State of Delaware Deferred Compensation: Whats new in 2002
What is the Deferred Compensation Program?
The State of Delaware Employee's Deferred Compensation Plan and Match Plan provide state employees with a means of building wealth for their futures in a flexible, easy to use and, best of all, tax-deferred environment.
The Deferred Compensation Program, operated pursuant to section 457 of the Internal Revenue Code, provides approximately 230 investment options from Money Market Funds to Aggresive Stock Funds at no administrative cost to participants. Included in this group are six "life cycle" funds. Designed with a simplified approach in mind, these life cycle funds are actively managed to provide the right asset mix at the right time in a participant's life, adjusting from a more aggressive to a more conservative porfolio over time. What's New in 2002?
On January 1, 2002, the new federal tax law, The Economic Growth and Tax Relief Reconciliation Act, will take effect. Some of the highlights are:
A).The limit on an employee's pre-tax contributions is increased to $11,000 in 2002, increasing over five years to $15,000 in 2006. The percentage of income limit is also raised to 100% of taxable salary.

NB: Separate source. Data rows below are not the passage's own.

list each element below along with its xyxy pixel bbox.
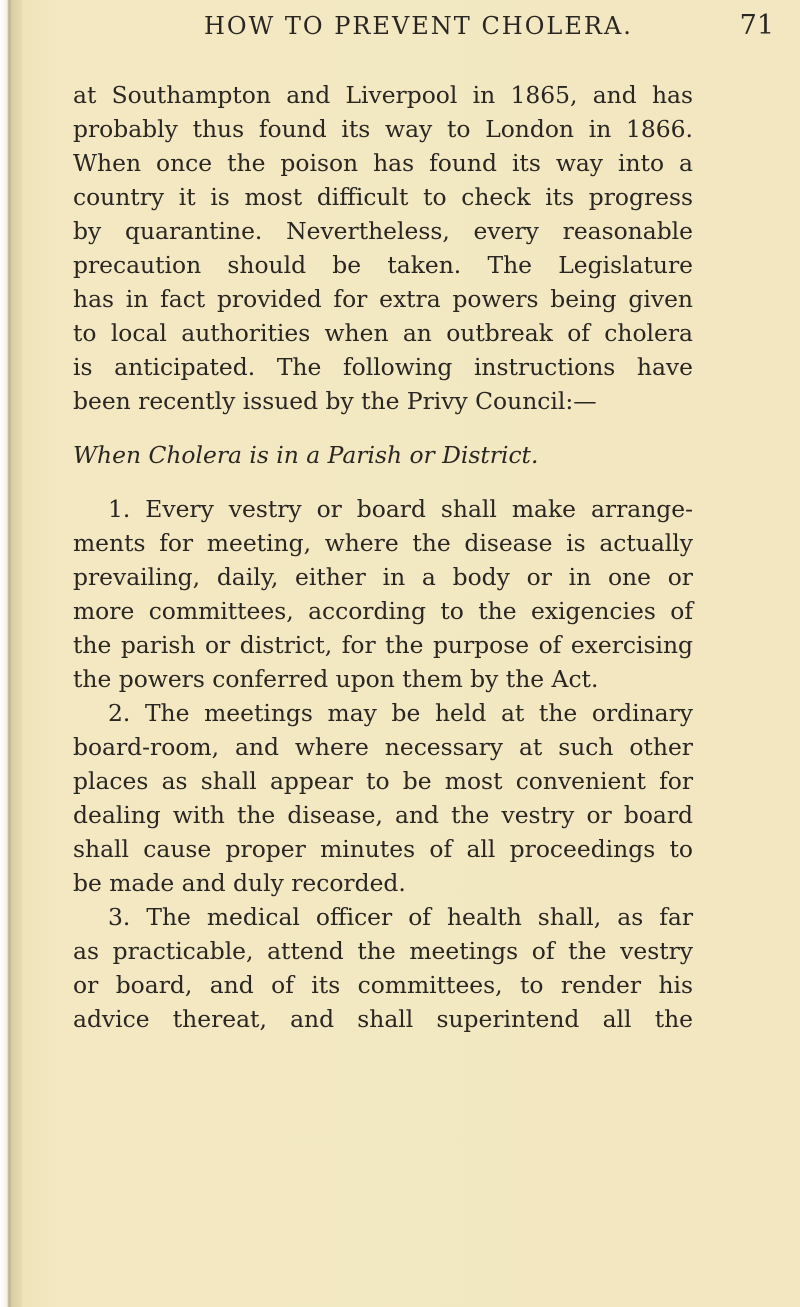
text-line: be made and duly recorded. (73, 869, 406, 897)
page-header (204, 6, 774, 46)
text-line: 3. The medical officer of health shall, as far (108, 903, 693, 931)
text-line: probably thus found its way to London in 1866. (73, 115, 693, 143)
text-line: is anticipated. The following instructions have (73, 353, 693, 381)
text-line: country it is most difficult to check its progress (73, 183, 693, 211)
text-line: 2. The meetings may be held at the ordinary (108, 699, 693, 727)
text-line: by quarantine. Nevertheless, every reasonable (73, 217, 693, 245)
text-line: 1. Every vestry or board shall make arrange- (108, 495, 693, 523)
text-line: has in fact provided for extra powers being given (73, 285, 693, 313)
running-head: HOW TO PREVENT CHOLERA. (204, 12, 633, 40)
text-line: been recently issued by the Privy Council:— (73, 387, 597, 415)
text-line: more committees, according to the exigencies of (73, 597, 693, 625)
text-line: places as shall appear to be most convenient for (73, 767, 693, 795)
text-line: at Southampton and Liverpool in 1865, and has (73, 81, 693, 109)
text-line: the powers conferred upon them by the Act. (73, 665, 599, 693)
text-line: the parish or district, for the purpose of exercising (73, 631, 693, 659)
page-number: 71 (739, 10, 774, 41)
text-line: dealing with the disease, and the vestry or board (73, 801, 693, 829)
text-line: advice thereat, and shall superintend all the (73, 1005, 693, 1033)
text-line: ments for meeting, where the disease is actually (73, 529, 693, 557)
text-line: or board, and of its committees, to render his (73, 971, 693, 999)
section-heading: When Cholera is in a Parish or District. (73, 441, 539, 469)
text-line: shall cause proper minutes of all proceedings to (73, 835, 693, 863)
text-line: When once the poison has found its way into a (73, 149, 693, 177)
text-line: board-room, and where necessary at such other (73, 733, 693, 761)
text-line: as practicable, attend the meetings of the vestry (73, 937, 693, 965)
text-line: to local authorities when an outbreak of cholera (73, 319, 693, 347)
text-line: precaution should be taken. The Legislature (73, 251, 693, 279)
text-line: prevailing, daily, either in a body or in one or (73, 563, 693, 591)
page-gutter (0, 0, 22, 1307)
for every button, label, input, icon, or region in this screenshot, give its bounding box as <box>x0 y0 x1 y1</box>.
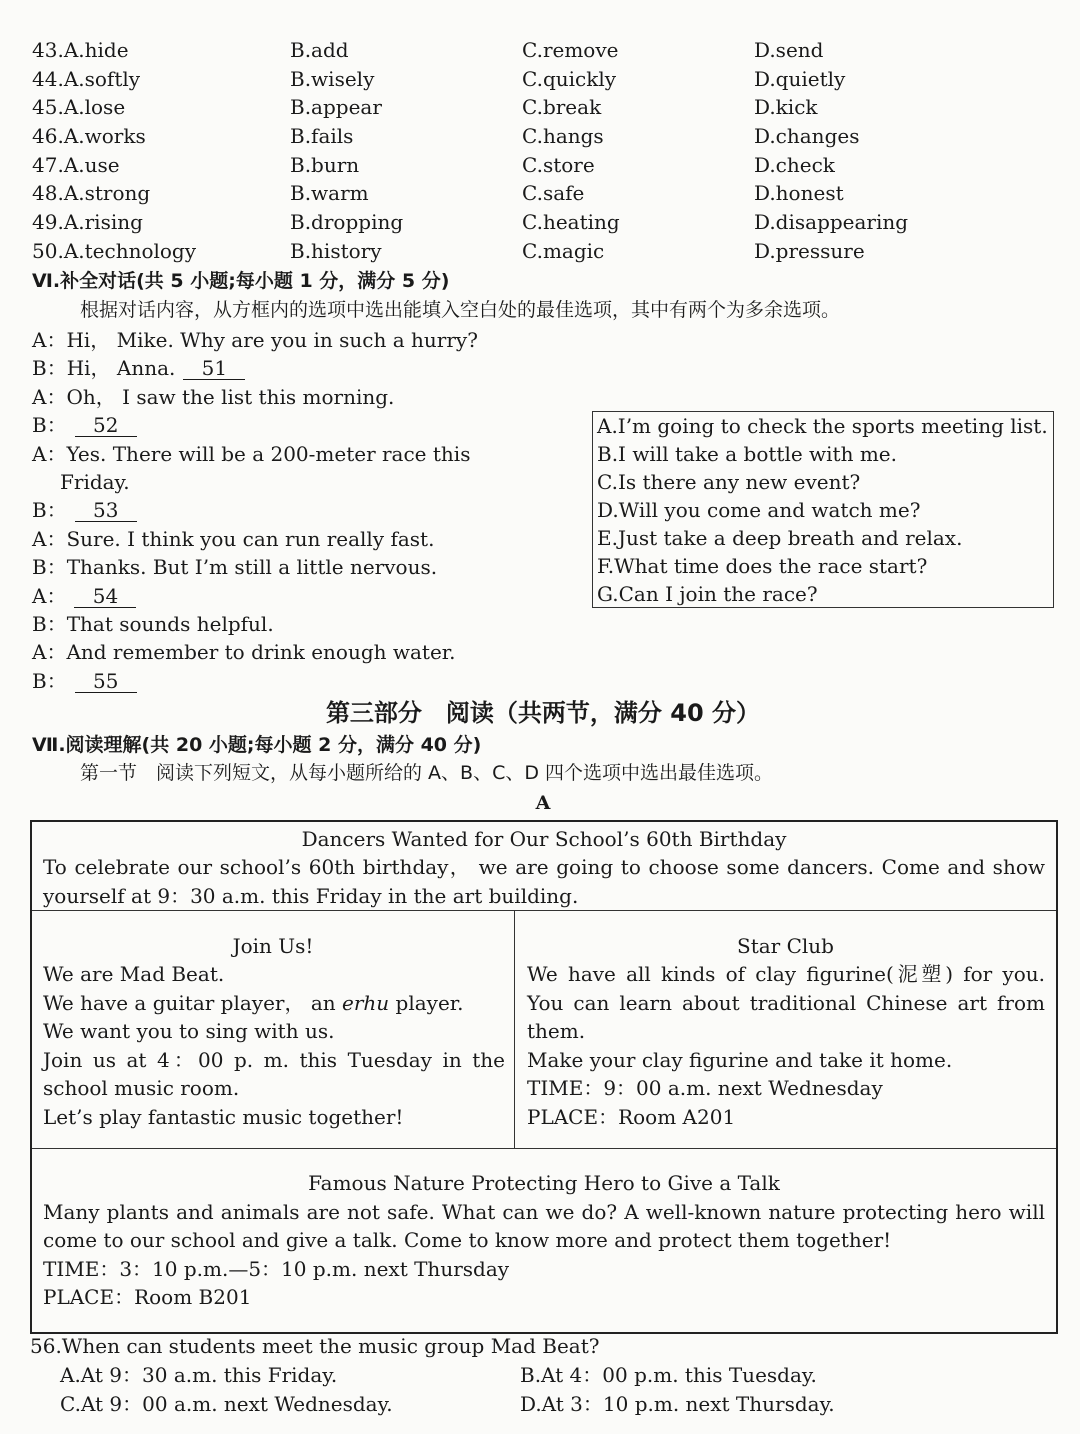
box-option-f: F.What time does the race start? <box>597 554 928 578</box>
option-row-44 <box>0 67 1080 95</box>
option-c: C.magic <box>522 239 605 263</box>
section6-heading: Ⅵ.补全对话(共 5 小题;每小题 1 分，满分 5 分) <box>32 270 450 292</box>
star-text: We have all kinds of clay figurine(泥塑) for you. <box>527 962 1045 986</box>
option-c: C.heating <box>522 210 620 234</box>
box-option-b: B.I will take a bottle with me. <box>597 442 897 466</box>
option-row-43 <box>0 38 1080 66</box>
star-text: them. <box>527 1019 586 1043</box>
question-56-option-d[interactable]: D.At 3：10 p.m. next Thursday. <box>520 1392 835 1416</box>
option-d: D.disappearing <box>754 210 909 234</box>
dialog-line: A：Oh， I saw the list this morning. <box>32 385 395 409</box>
option-a: 47.A.use <box>32 153 120 177</box>
hero-text: PLACE：Room B201 <box>43 1285 252 1309</box>
option-a: 50.A.technology <box>32 239 197 263</box>
join-text: We want you to sing with us. <box>43 1019 335 1043</box>
option-b: B.dropping <box>290 210 404 234</box>
option-b: B.add <box>290 38 349 62</box>
dialog-line: B： 55 <box>32 667 137 695</box>
dialog-line: B：Thanks. But I’m still a little nervous. <box>32 555 438 579</box>
box-option-a: A.I’m going to check the sports meeting list. <box>597 414 1048 438</box>
join-title: Join Us! <box>232 934 314 958</box>
option-c: C.break <box>522 95 602 119</box>
dialog-options-box <box>592 411 1054 608</box>
option-b: B.appear <box>290 95 382 119</box>
divider <box>32 1148 1056 1149</box>
dialog-line: A：Yes. There will be a 200-meter race this <box>32 442 471 466</box>
star-text: You can learn about traditional Chinese art from <box>527 991 1045 1015</box>
section7-heading: Ⅶ.阅读理解(共 20 小题;每小题 2 分，满分 40 分) <box>32 734 482 756</box>
option-c: C.quickly <box>522 67 617 91</box>
dialog-line: A： 54 <box>32 582 136 610</box>
box-option-e: E.Just take a deep breath and relax. <box>597 526 963 550</box>
option-b: B.fails <box>290 124 354 148</box>
star-text: PLACE：Room A201 <box>527 1105 736 1129</box>
question-56-stem: 56.When can students meet the music group Mad Beat? <box>30 1334 600 1358</box>
question-56-option-c[interactable]: C.At 9：00 a.m. next Wednesday. <box>60 1392 393 1416</box>
blank-55[interactable]: 55 <box>75 670 137 693</box>
question-56-option-b[interactable]: B.At 4：00 p.m. this Tuesday. <box>520 1363 817 1387</box>
question-56-option-a[interactable]: A.At 9：30 a.m. this Friday. <box>60 1363 338 1387</box>
hero-title: Famous Nature Protecting Hero to Give a Talk <box>308 1171 780 1195</box>
option-a: 45.A.lose <box>32 95 126 119</box>
blank-51[interactable]: 51 <box>183 357 245 380</box>
option-row-48 <box>0 181 1080 209</box>
option-d: D.check <box>754 153 835 177</box>
option-c: C.hangs <box>522 124 604 148</box>
blank-52[interactable]: 52 <box>75 414 137 437</box>
dialog-line: B： 53 <box>32 496 137 524</box>
dialog-line: Friday. <box>60 470 130 494</box>
option-b: B.wisely <box>290 67 375 91</box>
dancers-text: To celebrate our school’s 60th birthday， we are going to choose some dancers. Come and show <box>43 855 1045 879</box>
option-row-45 <box>0 95 1080 123</box>
join-text: school music room. <box>43 1076 240 1100</box>
blank-54[interactable]: 54 <box>74 585 136 608</box>
dialog-line: B： 52 <box>32 411 137 439</box>
section1-instruction: 第一节 阅读下列短文，从每小题所给的 A、B、C、D 四个选项中选出最佳选项。 <box>80 762 774 784</box>
option-row-50 <box>0 239 1080 267</box>
passage-label: A <box>535 792 551 814</box>
option-a: 46.A.works <box>32 124 146 148</box>
dialog-line: A：And remember to drink enough water. <box>32 640 456 664</box>
hero-text: come to our school and give a talk. Come to know more and protect them together! <box>43 1228 892 1252</box>
option-d: D.changes <box>754 124 860 148</box>
divider <box>32 910 1056 911</box>
option-d: D.pressure <box>754 239 865 263</box>
option-a: 44.A.softly <box>32 67 141 91</box>
dialog-line: A：Sure. I think you can run really fast. <box>32 527 435 551</box>
dialog-line: B：That sounds helpful. <box>32 612 274 636</box>
option-a: 43.A.hide <box>32 38 129 62</box>
join-text: We have a guitar player， an erhu player. <box>43 991 464 1015</box>
dialog-line: B：Hi， Anna. 51 <box>32 354 245 382</box>
option-a: 49.A.rising <box>32 210 143 234</box>
option-b: B.warm <box>290 181 369 205</box>
dancers-text: yourself at 9：30 a.m. this Friday in the art building. <box>43 884 579 908</box>
hero-text: Many plants and animals are not safe. What can we do? A well-known nature protecting hero will <box>43 1200 1045 1224</box>
notice-board <box>30 820 1058 1334</box>
option-c: C.safe <box>522 181 585 205</box>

B). Distributions from any defined contribution arrangement, 401(k), 403(b), 457, etc., will be eligible to be rolled over to any other defined contribution arrangement.
C). Retiring participants will no longer be required to set a postponement date certain for their distirbution.
D). Catch-up provisions will include a phased in catch-up additional contribution for those age 50 and older going from $1,000 per year in 2002 to $5,000 per year in 2006, and an alternative three year catch-up provision allowing for twice the annual for twice the annual contribution limit for 3 years preceding normal retirement age.